With the X-Token auth value, we can re-scan for new addresses, but now as the Host being the server.
So calling the FFuF again to find content in the page but with 2 values on header, one being the X-Token to authenticate the access -H "X-Token: 492E64385D3779BC5F040E2B19D67742" and the Host as server -H "Host: server.mymachine.vulnbegin.co.uk".

ffuf http://mymachine.vulnbegin.co.uk/user \
-H "X-Token: 492E64385D3779BC5F040E2B19D67742" \
-H "Host: server.mymachine.vulnbegin.co.uk"

With these header values, we find a new access at /user/:

Accessing the /user/ page we find a JSON with the following information:

{"id":27,"endpoint":"/user/27"}

And accessing the /user/27/ page we find another JSON with the following information:

{"id":27,"username":"vulnbegin_website","endpoint":"/user/27/info"}

And accessing the /user/27/info page we find another JSON with the Flag information.

Flag 9

In the last Flag there was ID information in /user/27/info, that means that a user have the identifier in the Database as 27. That reveals that other users may be available for reading information.
The idea is to loop through the users until we find something useful or ideally the Flag.
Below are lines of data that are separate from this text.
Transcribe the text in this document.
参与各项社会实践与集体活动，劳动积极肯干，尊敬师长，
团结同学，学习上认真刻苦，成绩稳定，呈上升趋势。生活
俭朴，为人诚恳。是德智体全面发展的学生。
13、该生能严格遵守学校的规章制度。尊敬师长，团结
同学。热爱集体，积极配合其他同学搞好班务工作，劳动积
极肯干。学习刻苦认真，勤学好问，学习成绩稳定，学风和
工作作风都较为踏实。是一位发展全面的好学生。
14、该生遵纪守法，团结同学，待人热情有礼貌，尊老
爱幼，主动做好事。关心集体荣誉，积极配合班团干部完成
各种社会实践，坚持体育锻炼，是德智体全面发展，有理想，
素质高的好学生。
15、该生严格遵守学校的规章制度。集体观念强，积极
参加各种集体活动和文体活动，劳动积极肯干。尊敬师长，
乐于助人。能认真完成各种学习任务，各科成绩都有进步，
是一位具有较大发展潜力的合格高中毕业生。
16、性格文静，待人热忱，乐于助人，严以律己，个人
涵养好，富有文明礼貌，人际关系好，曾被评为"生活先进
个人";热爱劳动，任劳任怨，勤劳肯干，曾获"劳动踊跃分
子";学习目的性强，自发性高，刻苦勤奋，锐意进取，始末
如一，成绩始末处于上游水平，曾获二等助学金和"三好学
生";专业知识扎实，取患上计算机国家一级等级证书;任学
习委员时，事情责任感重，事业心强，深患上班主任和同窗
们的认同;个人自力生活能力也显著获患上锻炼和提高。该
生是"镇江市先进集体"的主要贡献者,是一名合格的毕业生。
For that I'll use a loop from bash to gather information with curl:

for i in {0..5}; \
do curl http://mymachine.vulnbegin.co.uk/user/$i/info \
-H "X-Token: 492E64385D3779BC5F040E2B19D67742" \
-H "Host: server.mymachine.vulnbegin.co.uk"; \
done

Where:

• for i in {0..5}; make it loop the next action 6 times (starts at zero, finishes at 5)
• do defines what action to do (next command will loop)
• curl http://mymachine.vulnbegin.co.uk/user/$i/info -H "X-Token: 492E64385D3779BC5F040E2B19D67742" -H "Host: server.mymachine.vulnbegin.co.uk"; The command we saw last time, but now with $i in the place of the user ID, this will change to the loop number (from 0 to 5)
• done identifier of finishing the loop command

After looping 6 times, we have our flag at ID 5:

Conclusion

This was a journey, many of the solutions I've seen before, but the CTF that have a correct sequence to find a flag, and other flag, and another flag... It's kinda motivating to find the next one (I also found 2 flags on VulnLayers, the next free CTF, but I'll not finish it so soon).

The CTF Challenge gives me a feeling of Escape the room games, where I find the solution of a puzzle, but also gives me a hint to what should I look for next.

But in the negative side, if I find the answer of a puzzle in a wrong order, it can be very confusing to finish the CTF/Escape the room as a whole. In the CTFChallenge case, I skipped the Flag 2, and found the result of Flag 3, 4 and 5, this makes the line of thought very hard to follow.

As a lesson, I need to have more patience and make my steps very clear, one foot after another till I reach the end.